And I say, Oh, that I had wings like a dove!I would fly away and be at rest;yes, I would wander far away;I would lodge in the wilderness; SelahI would hurry to find a shelterfrom the raging wind and tempest.– Psalm 55:6-8
Thursday, November 20, 2014
It used to be the fashion and possibly it is still to think this psalm was written by David as he fled from his son, Absalom. Some of the elements could suggest that, but it is often the case that, as Jesus said, our enemies are those of our own household. My worst enemy cannot be escaped by flight for I drag him with me wherever I go. Aside from that, all of us have probably had a faithless friend or a family member who has betrayed or turned against us in some way. The loss of trust, and what often appears from our point of view as a sudden, inexplicable change in attitude, may leave us devastated.
Of course, the cause of our seeking an escape doesn’t have to be dramatic. Sometimes the daily drudge, the minor but cumulative trials of living in the 21st Century have us gazing with longing at our wallpaper of a remote tropical paradise or a secluded mountain cabin or, in my case, something with two wheels rather than two wings. Just to think of getting away from the usual suspects of pressures, demands and responsibilities can give us a respite.
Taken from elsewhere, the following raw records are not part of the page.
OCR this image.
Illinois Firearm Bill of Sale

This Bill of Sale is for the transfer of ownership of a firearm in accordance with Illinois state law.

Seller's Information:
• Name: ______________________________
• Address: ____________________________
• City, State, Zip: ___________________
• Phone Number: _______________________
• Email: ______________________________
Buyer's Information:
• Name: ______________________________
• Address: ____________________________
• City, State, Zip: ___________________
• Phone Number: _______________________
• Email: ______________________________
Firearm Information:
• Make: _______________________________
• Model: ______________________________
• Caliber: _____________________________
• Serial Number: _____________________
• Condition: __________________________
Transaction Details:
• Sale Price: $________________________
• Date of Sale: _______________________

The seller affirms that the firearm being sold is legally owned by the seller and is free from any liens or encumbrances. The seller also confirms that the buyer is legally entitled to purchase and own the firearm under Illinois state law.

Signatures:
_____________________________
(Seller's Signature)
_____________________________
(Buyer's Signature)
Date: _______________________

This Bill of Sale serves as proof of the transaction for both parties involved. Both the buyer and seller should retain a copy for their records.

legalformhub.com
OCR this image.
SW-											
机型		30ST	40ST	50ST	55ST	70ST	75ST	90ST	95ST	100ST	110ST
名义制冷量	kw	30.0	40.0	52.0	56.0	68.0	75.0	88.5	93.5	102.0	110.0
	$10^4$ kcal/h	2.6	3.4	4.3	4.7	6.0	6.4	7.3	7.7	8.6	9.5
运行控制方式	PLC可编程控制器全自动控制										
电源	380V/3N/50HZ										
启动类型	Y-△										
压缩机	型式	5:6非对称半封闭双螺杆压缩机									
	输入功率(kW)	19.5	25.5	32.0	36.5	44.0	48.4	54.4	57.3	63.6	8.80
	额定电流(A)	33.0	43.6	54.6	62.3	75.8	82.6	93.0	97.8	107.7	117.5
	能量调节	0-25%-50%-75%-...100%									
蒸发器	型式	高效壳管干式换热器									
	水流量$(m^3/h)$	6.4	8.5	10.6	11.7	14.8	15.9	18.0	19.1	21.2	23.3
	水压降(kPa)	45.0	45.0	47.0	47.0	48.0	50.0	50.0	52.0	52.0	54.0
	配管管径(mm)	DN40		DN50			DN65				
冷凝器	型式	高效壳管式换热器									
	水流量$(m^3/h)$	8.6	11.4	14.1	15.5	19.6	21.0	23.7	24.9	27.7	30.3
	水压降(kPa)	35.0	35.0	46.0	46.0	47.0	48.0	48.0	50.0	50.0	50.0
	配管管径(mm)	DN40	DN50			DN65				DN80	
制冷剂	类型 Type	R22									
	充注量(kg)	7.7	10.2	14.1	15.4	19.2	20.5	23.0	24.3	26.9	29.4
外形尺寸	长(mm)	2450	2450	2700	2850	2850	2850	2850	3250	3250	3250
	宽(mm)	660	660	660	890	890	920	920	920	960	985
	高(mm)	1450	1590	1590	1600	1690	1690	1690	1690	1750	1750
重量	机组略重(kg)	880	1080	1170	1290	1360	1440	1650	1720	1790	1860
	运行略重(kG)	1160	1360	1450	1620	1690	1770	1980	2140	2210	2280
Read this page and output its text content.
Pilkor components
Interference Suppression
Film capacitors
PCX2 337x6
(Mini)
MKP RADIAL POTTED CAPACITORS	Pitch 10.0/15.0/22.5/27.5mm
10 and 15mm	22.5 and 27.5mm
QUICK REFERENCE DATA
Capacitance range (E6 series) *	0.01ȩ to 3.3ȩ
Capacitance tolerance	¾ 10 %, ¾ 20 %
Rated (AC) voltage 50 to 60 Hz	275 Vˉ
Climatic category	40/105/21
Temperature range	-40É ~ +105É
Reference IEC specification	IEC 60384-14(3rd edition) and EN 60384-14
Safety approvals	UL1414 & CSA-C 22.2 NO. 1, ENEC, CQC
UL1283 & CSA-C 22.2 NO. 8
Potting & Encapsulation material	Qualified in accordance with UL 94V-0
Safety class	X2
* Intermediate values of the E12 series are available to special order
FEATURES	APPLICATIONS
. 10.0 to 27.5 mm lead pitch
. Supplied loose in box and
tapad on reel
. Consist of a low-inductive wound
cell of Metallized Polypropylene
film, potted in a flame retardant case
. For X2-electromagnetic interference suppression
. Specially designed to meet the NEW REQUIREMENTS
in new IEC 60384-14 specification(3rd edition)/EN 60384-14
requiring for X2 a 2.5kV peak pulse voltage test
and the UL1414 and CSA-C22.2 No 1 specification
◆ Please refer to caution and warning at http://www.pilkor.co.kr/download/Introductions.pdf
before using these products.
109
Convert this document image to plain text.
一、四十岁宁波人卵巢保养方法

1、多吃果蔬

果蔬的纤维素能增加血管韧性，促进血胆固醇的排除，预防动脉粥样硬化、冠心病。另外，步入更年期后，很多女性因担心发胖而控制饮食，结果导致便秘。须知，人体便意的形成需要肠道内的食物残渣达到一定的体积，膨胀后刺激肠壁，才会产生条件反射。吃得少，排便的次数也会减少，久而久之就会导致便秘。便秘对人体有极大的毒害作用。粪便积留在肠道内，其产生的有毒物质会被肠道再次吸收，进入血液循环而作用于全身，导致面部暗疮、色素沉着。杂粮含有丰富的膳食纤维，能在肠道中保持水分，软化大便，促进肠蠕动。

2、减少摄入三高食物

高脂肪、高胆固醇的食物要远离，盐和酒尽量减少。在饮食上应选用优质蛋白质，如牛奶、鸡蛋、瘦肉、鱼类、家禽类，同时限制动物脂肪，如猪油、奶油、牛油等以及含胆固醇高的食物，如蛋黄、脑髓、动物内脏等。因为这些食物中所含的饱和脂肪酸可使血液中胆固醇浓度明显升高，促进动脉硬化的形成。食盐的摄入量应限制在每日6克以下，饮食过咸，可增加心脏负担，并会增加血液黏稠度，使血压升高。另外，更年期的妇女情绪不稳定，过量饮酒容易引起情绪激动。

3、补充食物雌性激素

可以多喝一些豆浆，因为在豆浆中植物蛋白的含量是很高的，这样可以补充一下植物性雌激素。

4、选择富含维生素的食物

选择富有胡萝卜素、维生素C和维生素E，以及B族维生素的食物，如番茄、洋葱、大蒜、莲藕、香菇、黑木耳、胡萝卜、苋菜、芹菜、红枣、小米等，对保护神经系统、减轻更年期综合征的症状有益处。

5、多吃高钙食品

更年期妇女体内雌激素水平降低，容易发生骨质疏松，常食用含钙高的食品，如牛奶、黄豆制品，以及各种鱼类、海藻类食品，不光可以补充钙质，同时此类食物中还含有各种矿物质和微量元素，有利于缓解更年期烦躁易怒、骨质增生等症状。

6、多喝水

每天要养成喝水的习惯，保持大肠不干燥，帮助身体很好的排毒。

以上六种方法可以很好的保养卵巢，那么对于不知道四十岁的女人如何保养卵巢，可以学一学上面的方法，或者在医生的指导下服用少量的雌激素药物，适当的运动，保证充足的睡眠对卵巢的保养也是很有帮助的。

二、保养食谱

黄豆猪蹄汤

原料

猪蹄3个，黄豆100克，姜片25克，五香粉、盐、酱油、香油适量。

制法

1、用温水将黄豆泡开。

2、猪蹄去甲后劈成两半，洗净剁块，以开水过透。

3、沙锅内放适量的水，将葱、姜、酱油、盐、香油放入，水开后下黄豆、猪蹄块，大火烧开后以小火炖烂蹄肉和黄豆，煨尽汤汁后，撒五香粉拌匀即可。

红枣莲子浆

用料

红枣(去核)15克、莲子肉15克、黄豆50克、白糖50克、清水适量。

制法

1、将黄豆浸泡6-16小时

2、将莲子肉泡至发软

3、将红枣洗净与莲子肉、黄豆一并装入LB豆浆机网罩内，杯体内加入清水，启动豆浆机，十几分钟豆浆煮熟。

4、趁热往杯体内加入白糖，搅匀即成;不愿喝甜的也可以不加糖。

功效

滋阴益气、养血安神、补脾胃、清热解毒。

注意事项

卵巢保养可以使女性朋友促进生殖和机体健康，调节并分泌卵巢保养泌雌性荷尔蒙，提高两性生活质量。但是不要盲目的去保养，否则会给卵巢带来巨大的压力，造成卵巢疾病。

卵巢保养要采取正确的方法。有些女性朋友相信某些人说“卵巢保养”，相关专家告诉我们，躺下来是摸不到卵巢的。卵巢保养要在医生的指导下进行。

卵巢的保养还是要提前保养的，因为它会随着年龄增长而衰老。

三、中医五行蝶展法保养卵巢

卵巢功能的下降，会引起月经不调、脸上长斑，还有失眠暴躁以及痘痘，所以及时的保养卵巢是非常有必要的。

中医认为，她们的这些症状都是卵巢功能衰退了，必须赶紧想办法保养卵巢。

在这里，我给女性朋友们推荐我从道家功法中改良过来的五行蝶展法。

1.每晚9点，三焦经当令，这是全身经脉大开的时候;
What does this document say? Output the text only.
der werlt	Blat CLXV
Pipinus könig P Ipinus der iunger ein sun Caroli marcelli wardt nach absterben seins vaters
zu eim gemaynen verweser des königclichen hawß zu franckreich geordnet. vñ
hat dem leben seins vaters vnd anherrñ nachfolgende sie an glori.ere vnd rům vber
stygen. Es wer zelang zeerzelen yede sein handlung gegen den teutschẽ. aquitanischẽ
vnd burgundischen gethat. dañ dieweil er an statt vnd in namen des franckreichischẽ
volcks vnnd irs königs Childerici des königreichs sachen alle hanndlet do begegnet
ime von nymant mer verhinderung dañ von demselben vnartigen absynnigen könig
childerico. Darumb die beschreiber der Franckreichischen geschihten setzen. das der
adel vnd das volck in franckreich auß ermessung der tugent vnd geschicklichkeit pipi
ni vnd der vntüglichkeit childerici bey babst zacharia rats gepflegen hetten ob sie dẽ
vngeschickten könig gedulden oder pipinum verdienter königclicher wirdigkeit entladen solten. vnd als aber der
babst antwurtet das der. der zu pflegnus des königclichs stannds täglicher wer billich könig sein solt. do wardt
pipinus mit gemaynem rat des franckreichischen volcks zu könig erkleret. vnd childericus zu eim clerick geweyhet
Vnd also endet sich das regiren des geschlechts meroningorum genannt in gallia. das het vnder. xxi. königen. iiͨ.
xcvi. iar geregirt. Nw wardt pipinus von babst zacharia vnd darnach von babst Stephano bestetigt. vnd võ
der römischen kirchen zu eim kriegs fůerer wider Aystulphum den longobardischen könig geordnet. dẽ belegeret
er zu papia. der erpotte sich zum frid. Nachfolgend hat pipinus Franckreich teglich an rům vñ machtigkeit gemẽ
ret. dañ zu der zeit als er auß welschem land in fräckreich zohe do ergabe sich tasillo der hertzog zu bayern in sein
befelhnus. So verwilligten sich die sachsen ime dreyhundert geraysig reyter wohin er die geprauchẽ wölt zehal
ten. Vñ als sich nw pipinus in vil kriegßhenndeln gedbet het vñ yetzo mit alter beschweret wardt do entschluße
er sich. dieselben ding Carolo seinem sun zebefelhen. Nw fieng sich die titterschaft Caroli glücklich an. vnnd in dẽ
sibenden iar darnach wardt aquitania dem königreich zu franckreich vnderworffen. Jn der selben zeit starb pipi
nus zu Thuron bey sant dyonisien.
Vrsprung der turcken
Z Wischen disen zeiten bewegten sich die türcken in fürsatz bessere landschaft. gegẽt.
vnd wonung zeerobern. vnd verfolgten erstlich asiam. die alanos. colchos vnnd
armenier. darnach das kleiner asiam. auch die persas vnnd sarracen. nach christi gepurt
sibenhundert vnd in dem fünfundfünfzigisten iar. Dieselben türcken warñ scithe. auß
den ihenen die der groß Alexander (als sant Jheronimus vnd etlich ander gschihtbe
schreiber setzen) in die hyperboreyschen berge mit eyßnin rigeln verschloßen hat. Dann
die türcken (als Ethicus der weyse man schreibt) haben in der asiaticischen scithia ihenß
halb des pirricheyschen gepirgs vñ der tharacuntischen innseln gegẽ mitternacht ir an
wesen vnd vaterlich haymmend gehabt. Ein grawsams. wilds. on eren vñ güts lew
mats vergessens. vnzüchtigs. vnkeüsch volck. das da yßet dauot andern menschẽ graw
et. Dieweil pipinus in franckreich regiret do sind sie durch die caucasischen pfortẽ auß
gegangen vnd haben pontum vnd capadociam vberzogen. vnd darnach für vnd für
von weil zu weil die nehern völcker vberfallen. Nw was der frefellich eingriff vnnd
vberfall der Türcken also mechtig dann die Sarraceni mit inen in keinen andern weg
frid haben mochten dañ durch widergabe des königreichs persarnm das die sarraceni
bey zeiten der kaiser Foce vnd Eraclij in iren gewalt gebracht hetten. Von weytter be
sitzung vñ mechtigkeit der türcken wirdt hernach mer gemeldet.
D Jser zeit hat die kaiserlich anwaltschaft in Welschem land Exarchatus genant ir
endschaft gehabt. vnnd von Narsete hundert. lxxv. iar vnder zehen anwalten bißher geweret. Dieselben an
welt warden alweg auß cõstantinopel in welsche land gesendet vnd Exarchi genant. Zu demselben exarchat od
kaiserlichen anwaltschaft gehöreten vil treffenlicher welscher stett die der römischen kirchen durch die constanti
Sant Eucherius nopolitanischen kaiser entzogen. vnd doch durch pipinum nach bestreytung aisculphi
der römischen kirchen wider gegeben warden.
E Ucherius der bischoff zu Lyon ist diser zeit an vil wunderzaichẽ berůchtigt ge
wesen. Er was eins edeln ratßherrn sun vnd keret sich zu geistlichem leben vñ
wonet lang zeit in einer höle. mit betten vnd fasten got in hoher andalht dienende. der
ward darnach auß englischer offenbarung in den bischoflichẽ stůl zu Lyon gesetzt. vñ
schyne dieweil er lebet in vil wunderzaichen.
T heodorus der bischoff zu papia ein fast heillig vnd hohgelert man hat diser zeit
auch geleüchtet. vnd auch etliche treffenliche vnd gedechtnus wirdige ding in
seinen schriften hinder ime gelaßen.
As my trigonometry teacher used to say, “The whole world’s insane. I’m the only sane one left.” It’s not hard to think as we look around that somehow we have put the deranged in control of the ship. Yeats wrote nearly a hundred years ago “Things fall apart … The best lack all conviction, while the worst are full of passionate intensity.” The plague has only spread in the decades intervening. There is no remedy within the world. We must rise out of it and get above it, until the flood subsides.
And it will subside.
It may be a hundred more years or five hundred more or a hundred thousand. I do not know. I only know the Holy Spirit came upon Jesus in the form of a dove, and that He gives wings to our soul as He dwells in us. He is the Comforter, and nothing, save our own foolish obstinacy, can separate us from Him. He keeps us in the innocence of the dove even as He gives us subtle wisdom to make us more than a match for the serpent’s guile.